Aarushi case: CBI admits failure to arrive at ‘any plausible conclusion’

Written By Pradip R Sagar | Updated:

The evidence was perhaps available at the scene of the crime when the insensitive Uttar Pradesh Police were in-charge of the May 2008 case.

CBI closed the Aarushi case because it was “impossible” to arrive at “any plausible conclusion” as to who killed the 14-year-old daughter of the dentist couple Rajesh and Nupur Talwar in the absence of “concrete forensic evidence”.

The evidence was perhaps available at the scene of the crime when the insensitive Uttar Pradesh Police were in-charge of the May 2008 case.

CBI reportedly also failed to establish the motive behind the brutal killing of Aarushi and the Talwars’ domestic help Hemraj even after subjecting several suspects, including Rajesh, to sustained questioning and narcoanalysis tests.

“The crime scene was dressed up and all fingerprints were found contaminated. All three servants who were suspects have been found to be innocent,” a CBI official said on condition of anonymity.

The three servants establish their “alibi”, the official said.

Sources said Rajesh Talwar’s name figures among suspects in the 30-page closure report submitted to the Ghaziabad court.

Though a complainant in the case, Rajesh continues to figure as a “suspect”, they said.

To this, Nupur Talwar said, “It’s an absolutely bizarre and absurd allegation by CBI. We are the ones pushing for the investigation.”
The report also mentions that somebody close to the victim’s family allegedly “tried to influence” the doctor who conducted a post-mortem on her. Sources said both Aarushi and Hemraj were hit by a golf club and a bottle of whiskey recovered from the drawing room of the Talwars’ house had stains of Aarushi and Hemraj’s blood on it. But there were fingerprints on the bottle, they said.

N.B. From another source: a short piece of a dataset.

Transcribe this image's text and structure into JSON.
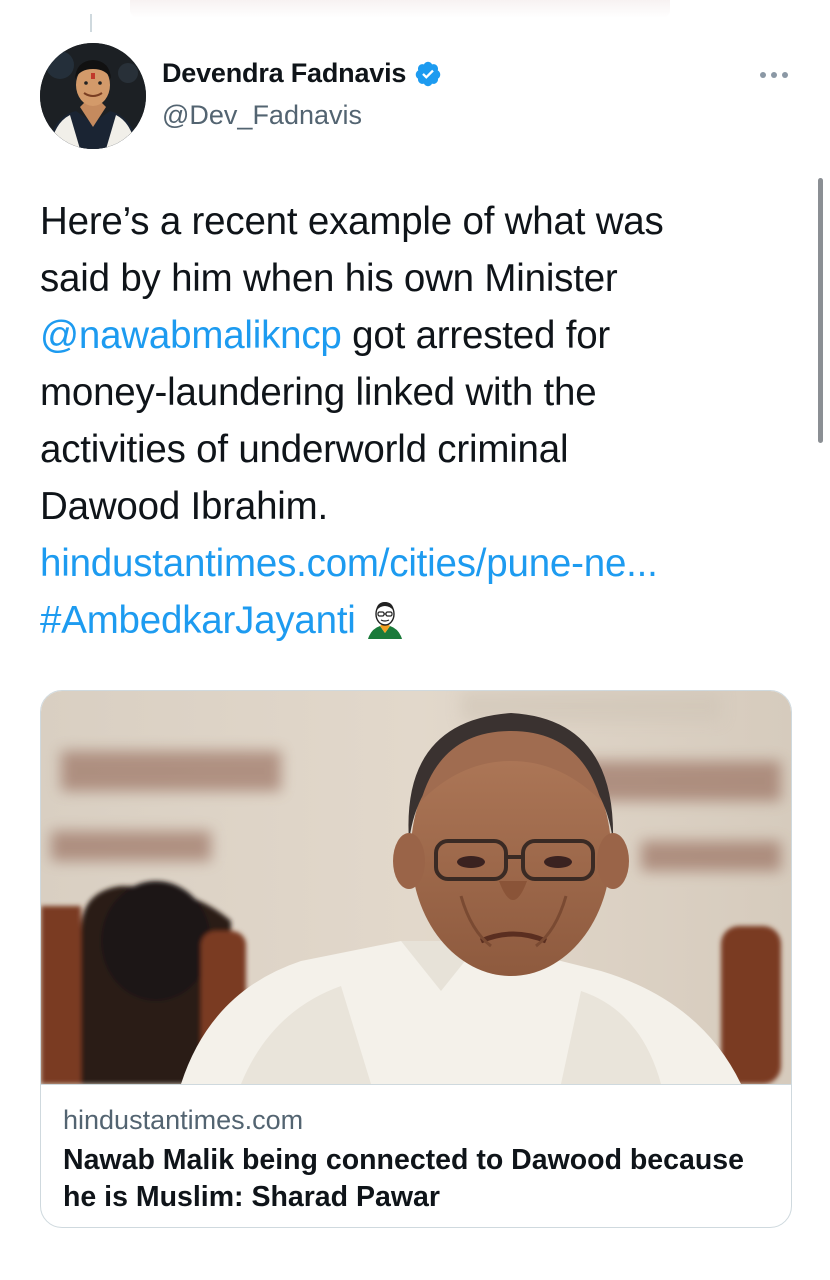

Aarushi’s mobile phone, which was recovered from Bulandshahr in Uttar Pradesh after over a year, was also of little help as data in the phone had been deleted. While CBI managed to find the phone in a distant city, it failed to recover the bed sheet on which Aarushi was lying in a pool of blood. It also failed to conduct a ‘Touch DNA’ test as its three forensic experts said the samples were highly contaminated.

Meanwhile, Lok Sabha speaker Meira Kumar said on Friday she was “worried” at the recent developments in the Aarushi Talwar murder case and that she wanted the victim to get justice. “This is an important issue. We are worried about it...that a child was murdered and why she is not getting justice... we should think seriously,” she said, asserting that Aarushi and others like her “should get justice”.

Girija Vyas, chairperson of National Commission for Women, said: “India today has advanced greatly in the field of science and technology and it is unfortunate if CBI, the premier investigating agency of the country, expresses helplessness to find and nail culprits of a murder as gruesome as Aarushi’s.”